Asked to flash its cloud security credentials at an industry forum, Google pointed to its SAS 70 certification, giving more support to that set of standards as a measure of how well cloud providers lock down customer data.
“We need to prove we are secure,” says Rajen Sheth, the product manager at Google who came up with Google Apps, speaking at a panel on cloud services at the Enterprise 2.0 conference in Boston yesterday.
It is important for service providers to get third-party validation of the efforts they make for security, policy enforcement and authentication in order to land business customers, Sheth says. SAS 70, which predates the popularity of cloud computing, has been pressed into action as validation in the absence of cloud-specific standards.
Statement on Auditing Standards (SAS) No. 70 is a set of auditing standards devised by the American Institute of Certified Public Accountants as a way to measure handling of sensitive data. “A service auditor's examination performed in accordance with SAS No. 70 ("SAS 70 Audit") is widely recognized, because it represents that a service organization has been through an in-depth audit of their control objectives and control activities, which often include controls over information technology and related processes,” says the sas70.com Web site.

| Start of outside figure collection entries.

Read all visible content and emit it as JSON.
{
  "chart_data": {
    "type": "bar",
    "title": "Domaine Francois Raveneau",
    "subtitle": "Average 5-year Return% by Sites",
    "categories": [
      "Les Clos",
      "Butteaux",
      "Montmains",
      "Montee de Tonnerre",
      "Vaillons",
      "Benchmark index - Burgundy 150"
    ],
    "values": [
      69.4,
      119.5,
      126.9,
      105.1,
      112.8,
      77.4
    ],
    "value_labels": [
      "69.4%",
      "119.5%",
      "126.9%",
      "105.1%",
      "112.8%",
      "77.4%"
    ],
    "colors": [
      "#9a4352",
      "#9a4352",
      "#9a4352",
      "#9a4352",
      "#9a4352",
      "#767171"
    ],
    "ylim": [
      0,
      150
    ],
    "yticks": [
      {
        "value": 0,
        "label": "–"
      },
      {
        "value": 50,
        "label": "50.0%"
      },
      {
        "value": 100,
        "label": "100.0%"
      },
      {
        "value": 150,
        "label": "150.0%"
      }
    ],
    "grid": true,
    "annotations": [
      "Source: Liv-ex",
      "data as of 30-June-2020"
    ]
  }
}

At the Enterprise 2.0 forum, potential cloud services customers questioned Google, IBM and EMC about their cloud offerings as a way to find out how well the providers meet customer needs.
One of the customers on the panel – Doug Cornelius, chief compliance officer for Beacon Capital Partners – says he already believes that the providers serve up security that equals what his firm could put in place itself. “I’m past the security,” Cornelius says. “I assume you’re security has got to be as good as my security.”